When you talk about money markets and funds and the like, you are talking about the investments themselves -- what you are buying with your deposits.*  This can be stocks, bonds, money market funds, index funds, REITs, or any number of other things.  For an emergency fund, you want something that you know will be there when you need it, like a savings account, a money market account, or short-term CDs.  You do not want to put your EF into any kind of stock or bond investment, because those will go up and down with the market (sometimes dramatically), which means that you can't guarantee that your EF will be worth what you invested when you actually need the money.**   

Personally, I am not a fan of using a Roth as the EF.  You can put only @$5500/yr into a Roth, and you want to be able to use that tax-protected space for your retirement; since retirement is a long-term goal, you want that money in the market (stocks/bonds/funds), which is your best chance for the long-term growth you need.  But per the above, an EF needs to be available to cover very short-term needs and so should not be invested in the market.  So you'd be using up your limited opportunity to let your retirement investments grow tax-free for decades for an EF in a money market that is not going to grow to provide what you need to retire, and that you may in fact withdraw next month!***  This makes no sense to me. 
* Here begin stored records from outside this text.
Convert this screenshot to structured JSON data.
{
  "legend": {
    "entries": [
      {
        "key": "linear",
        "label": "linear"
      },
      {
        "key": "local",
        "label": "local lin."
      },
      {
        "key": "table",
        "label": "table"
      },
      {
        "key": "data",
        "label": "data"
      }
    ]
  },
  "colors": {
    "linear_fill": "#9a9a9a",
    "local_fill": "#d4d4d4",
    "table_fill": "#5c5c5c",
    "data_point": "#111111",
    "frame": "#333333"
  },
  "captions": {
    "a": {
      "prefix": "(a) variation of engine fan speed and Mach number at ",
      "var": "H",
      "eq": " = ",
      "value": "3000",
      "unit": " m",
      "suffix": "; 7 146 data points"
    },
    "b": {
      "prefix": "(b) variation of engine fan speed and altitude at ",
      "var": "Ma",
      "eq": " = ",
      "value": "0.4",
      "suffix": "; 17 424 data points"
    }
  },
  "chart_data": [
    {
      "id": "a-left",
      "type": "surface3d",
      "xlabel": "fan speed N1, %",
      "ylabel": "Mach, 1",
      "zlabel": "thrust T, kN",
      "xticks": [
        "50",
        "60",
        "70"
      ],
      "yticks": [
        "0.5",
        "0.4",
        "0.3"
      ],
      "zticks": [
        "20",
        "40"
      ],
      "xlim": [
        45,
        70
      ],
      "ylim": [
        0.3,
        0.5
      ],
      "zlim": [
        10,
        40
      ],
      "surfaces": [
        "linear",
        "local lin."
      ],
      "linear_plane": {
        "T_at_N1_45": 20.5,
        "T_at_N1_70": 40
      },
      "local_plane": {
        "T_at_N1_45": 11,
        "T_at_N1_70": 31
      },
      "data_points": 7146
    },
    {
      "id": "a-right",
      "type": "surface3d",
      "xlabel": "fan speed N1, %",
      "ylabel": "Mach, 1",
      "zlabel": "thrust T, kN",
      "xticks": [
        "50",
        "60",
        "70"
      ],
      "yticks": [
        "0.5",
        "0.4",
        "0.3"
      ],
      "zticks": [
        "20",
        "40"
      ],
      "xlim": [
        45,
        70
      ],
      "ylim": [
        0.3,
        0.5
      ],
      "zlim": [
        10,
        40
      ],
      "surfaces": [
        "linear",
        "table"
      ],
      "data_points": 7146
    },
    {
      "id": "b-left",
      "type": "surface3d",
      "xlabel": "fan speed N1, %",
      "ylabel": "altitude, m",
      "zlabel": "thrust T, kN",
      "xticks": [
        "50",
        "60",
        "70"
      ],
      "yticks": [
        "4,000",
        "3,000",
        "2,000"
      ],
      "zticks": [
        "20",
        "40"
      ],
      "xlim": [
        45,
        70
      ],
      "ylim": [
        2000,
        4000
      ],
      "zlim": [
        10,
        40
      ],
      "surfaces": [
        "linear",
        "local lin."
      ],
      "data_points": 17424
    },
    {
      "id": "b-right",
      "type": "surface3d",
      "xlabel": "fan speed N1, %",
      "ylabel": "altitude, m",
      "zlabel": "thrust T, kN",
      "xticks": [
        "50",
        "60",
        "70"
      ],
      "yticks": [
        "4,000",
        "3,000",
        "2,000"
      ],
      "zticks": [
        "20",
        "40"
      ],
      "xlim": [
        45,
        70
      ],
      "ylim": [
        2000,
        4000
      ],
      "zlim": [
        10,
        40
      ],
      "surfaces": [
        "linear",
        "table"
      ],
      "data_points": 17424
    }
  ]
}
The only way I could see this making sense is as a short-term measure, when you're just getting started and don't have enough cash to fully fund both a Roth AND an EF -- then you might as well use the $5500/yr you are entitled to for the Roth as your EF for the short-term (since otherwise you'd just forfeit the Roth for that year entirely -- just make sure to invest that $ in a money market).  Then, once your EF is at a reasonable amount, you'd start to put your future years' Roth investments into the market (e.g., the Vanguard fund you mentioned).  And if at some point you were able to invest more than the $5500/yr, you could build up a "real" EF in a taxable account, and then transfer those original Roth contributions into a Vanguard fund as well.****

* So asking what kinds of investments you should choose in your money market doesn't make any sense, since a money market IS a type of investment (it's just an investment in more stable assets, i.e., commercial paper products that can be liquidated quickly).

** And unfortunately, usually the kinds of things that cause you to lose your job and need your EF are also the kinds of big economic events that cause the stock market to crash. 

*** And once you withdraw contributions from your Roth, you can't put them back -- it's not a loan.

**** Note that you can change the investments within a Roth at any time -- so if you start with a $5500 emergency fund in a money market, and then two years later you have built a regular emergency fund in a different taxable account, you can sell the money market funds inside your Roth and buy a Vanguard stock fund with those proceeds, all inside that same Roth "bucket."